Итак, на гребешке кастета кровь человека.
Происхождение ее от убитого Шишкова и от Реутова исключается. Зато она может принадлежать подсудимому Юрию Сумину!
Сумин не выдерживает все же, вскакивает и вскрикивает отчаянно:
— Вот видите! А меня слушать не хотели, слушать даже!
— Сумин, Сумин, — пришлось мне урезонивать подсудимого, — во-первых, не нарушайте порядок, во-вторых, мы слушали вас внимательно. И выслушаем еще.
Сумин покорно кивает, садится в своей загородке, но голову уже не опускает, часто-часто взмахивает длиннющими ресницами, вытягивает шею, чтобы лучше видеть все из-за высокой деревянной планки.
Вопросов к эксперту не поступило, женщина просит освободить ее от дальнейшего участия в процессе и, получив разрешение, уходит.
Вот теперь послушаем Сумина. Глаза его внимательно следят за мною. Он ждет, готовый вскочить по первому же знаку. Хочет говорить, рассказать что-то очень для него важное. Потому-то так тревожны и умоляющи огромные глаза и трепещут диковинные ресницы, словно боясь закрыться и пропустить ответственный миг откровенности.
— Пожалуйста, Сумин, что вы хотели сообщить суду? Голос парня дрожит и срывается.

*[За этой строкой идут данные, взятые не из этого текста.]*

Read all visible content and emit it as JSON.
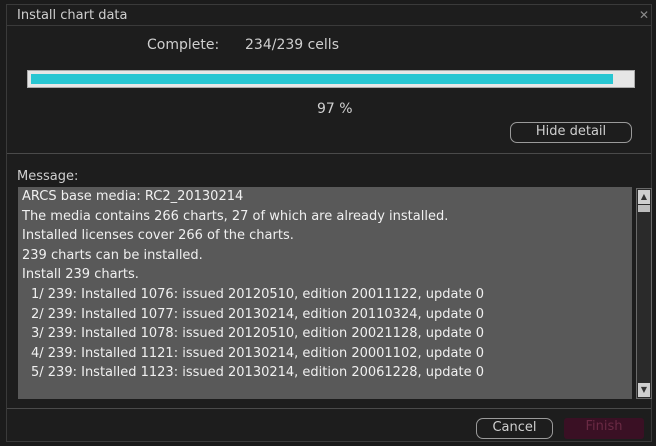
{
  "window": {
    "title": "Install chart data"
  },
  "status": {
    "complete_label": "Complete:",
    "complete_value": "234/239 cells",
    "progress_fraction": 0.97,
    "percent_text": "97 %"
  },
  "buttons": {
    "hide_detail": "Hide detail",
    "cancel": "Cancel",
    "finish": "Finish"
  },
  "message": {
    "label": "Message:",
    "lines": [
      "ARCS base media: RC2_20130214",
      "The media contains 266 charts, 27 of which are already installed.",
      "Installed licenses cover 266 of the charts.",
      "239 charts can be installed.",
      "Install 239 charts.",
      "1/ 239: Installed 1076: issued 20120510, edition 20011122, update 0",
      "2/ 239: Installed 1077: issued 20130214, edition 20110324, update 0",
      "3/ 239: Installed 1078: issued 20120510, edition 20021128, update 0",
      "4/ 239: Installed 1121: issued 20130214, edition 20001102, update 0",
      "5/ 239: Installed 1123: issued 20130214, edition 20061228, update 0"
    ]
  },
  "icons": {
    "close": "close-icon",
    "scroll_up": "scroll-up-arrow-icon",
    "scroll_down": "scroll-down-arrow-icon"
  },
  "colors": {
    "progress_fill": "#28c6d2",
    "message_background": "#595959",
    "finish_disabled": "#3a1024"
  }
}
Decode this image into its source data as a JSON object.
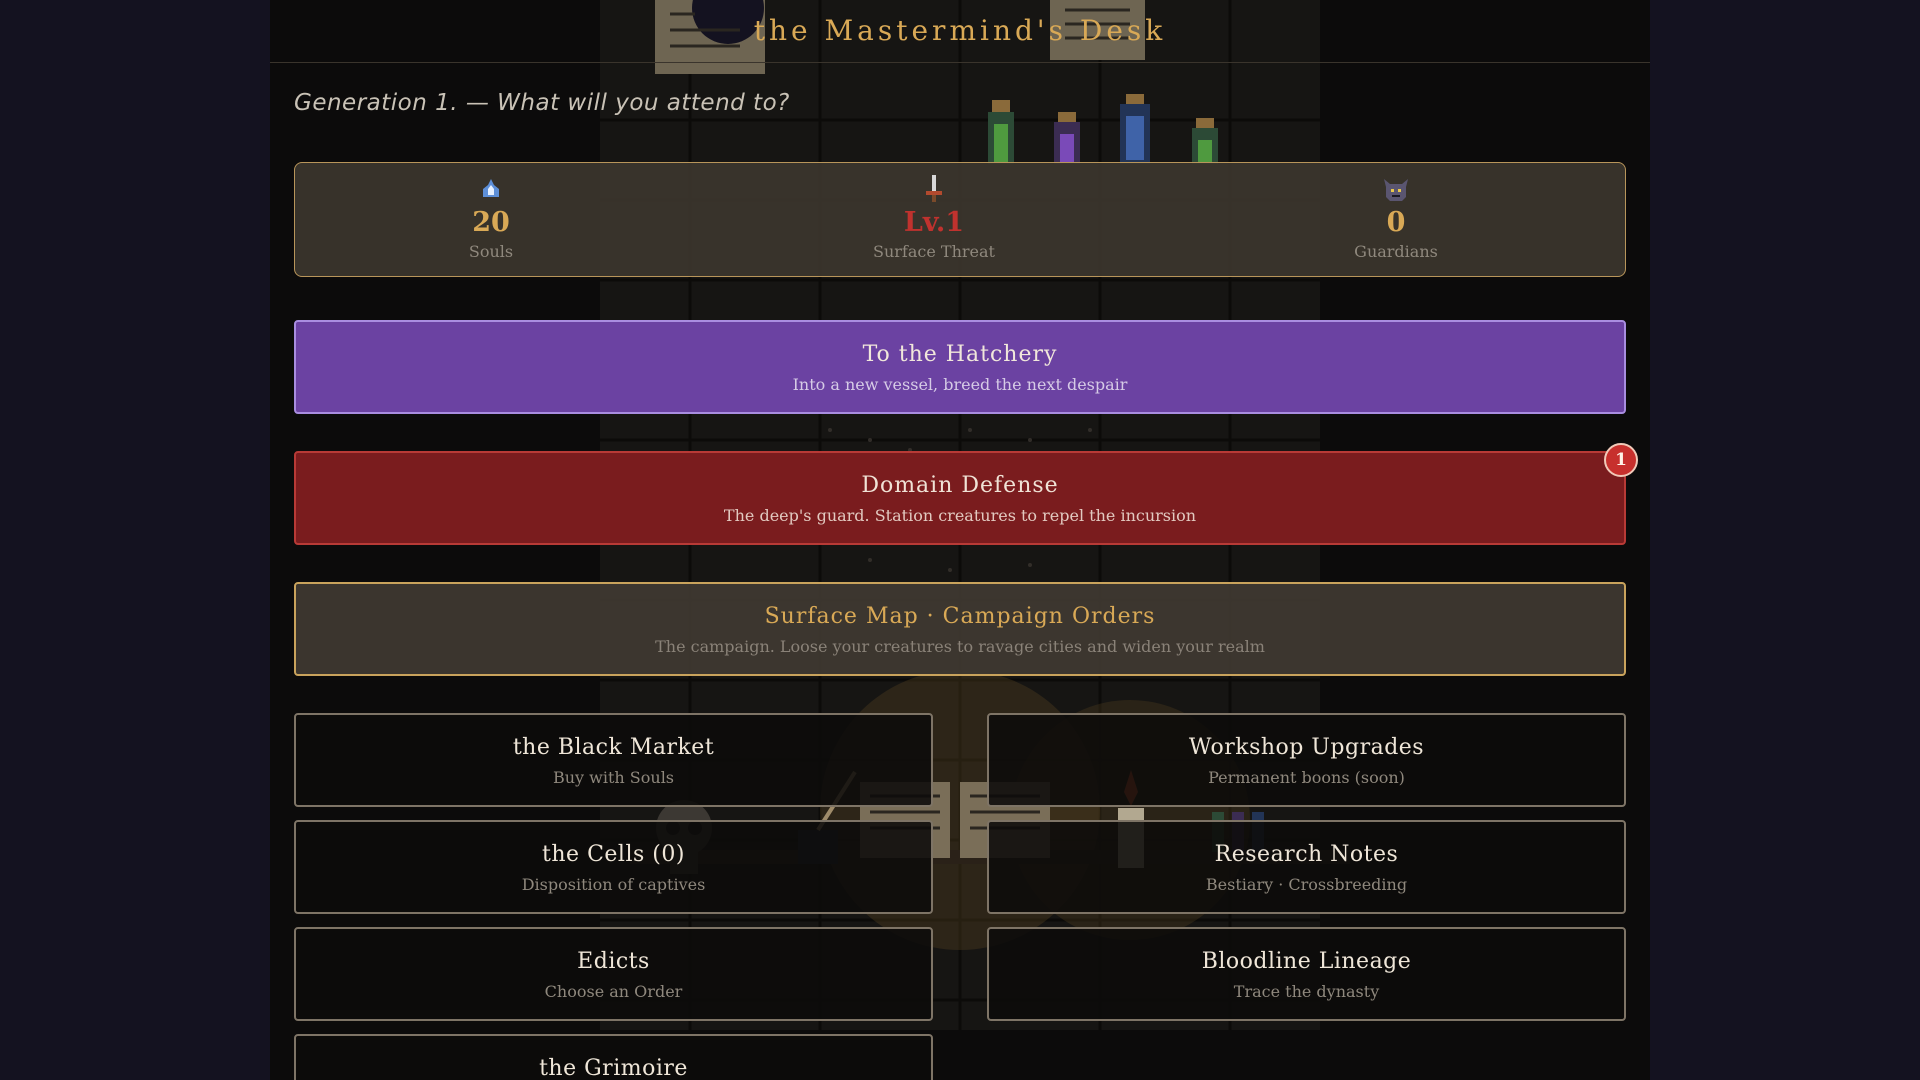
{
  "header": {
    "title": "the Mastermind's Desk"
  },
  "subtitle": "Generation 1. — What will you attend to?",
  "stats": [
    {
      "icon": "soul-flame-icon",
      "value": "20",
      "label": "Souls"
    },
    {
      "icon": "sword-icon",
      "value": "Lv.1",
      "label": "Surface Threat"
    },
    {
      "icon": "demon-head-icon",
      "value": "0",
      "label": "Guardians"
    }
  ],
  "actions": {
    "hatchery": {
      "title": "To the Hatchery",
      "subtitle": "Into a new vessel, breed the next despair"
    },
    "defense": {
      "title": "Domain Defense",
      "subtitle": "The deep's guard. Station creatures to repel the incursion",
      "badge": "1"
    },
    "surface": {
      "title": "Surface Map · Campaign Orders",
      "subtitle": "The campaign. Loose your creatures to ravage cities and widen your realm"
    }
  },
  "menu": [
    {
      "title": "the Black Market",
      "subtitle": "Buy with Souls"
    },
    {
      "title": "Workshop Upgrades",
      "subtitle": "Permanent boons (soon)"
    },
    {
      "title": "the Cells (0)",
      "subtitle": "Disposition of captives"
    },
    {
      "title": "Research Notes",
      "subtitle": "Bestiary · Crossbreeding"
    },
    {
      "title": "Edicts",
      "subtitle": "Choose an Order"
    },
    {
      "title": "Bloodline Lineage",
      "subtitle": "Trace the dynasty"
    },
    {
      "title": "the Grimoire",
      "subtitle": ""
    }
  ],
  "colors": {
    "background": "#141220",
    "panel": "#0c0b0b",
    "gold": "#d9a956",
    "hatchery": "#6b42a2",
    "defense": "#7a1c1e",
    "threat": "#c0322e"
  }
}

— Сообщить… Я хочу… что я пережил… Что передумал, как казнил себя — вот что я хочу сообщить. Почему меня назвали убийцей? Мне больно, страшно, что от моей руки погиб человек… Но что я должен был делать? Кто мне ответит? Следователя спросил, Иванова. Тот пригвоздил: убийца, говорит, ты. А разве я хотел убивать? Словам моим не верили, ни единому слову, кроме того, что я убил. Разобраться почему, разве это не важно? Иванов мне сказал: отвечай за пролитую кровь. Согласен, судите меня, но и рассудите тоже, по справедливости рассудите, прошу вас, умоляю просто. Это не только для меня важно, для всех! Для них вон, хотя бы…
Сумин показал рукой в зал, где сидели притихшие люди.
И я подумала: правда твоя, Сумин. Разобраться важно для всех. От того, какое решение мы примем, будет зависеть позиция многих. И тех, что сидят в зале. И тех, кто узнает о приговоре потом. И судебная практика, наконец. Тоже немаловажно. Как там: "Пусть знают подонки…”
Да, пусть знают: мы будем защищаться. Жизнь, честь и достоинство — главные ценности, равнозначные, будем защищать. Будем! Однако уже защищаться тоже надо умеючи.
— Подсудимый Сумин, — говорю как можно строже, — почему вы в начале судебного следствия отказались давать показания?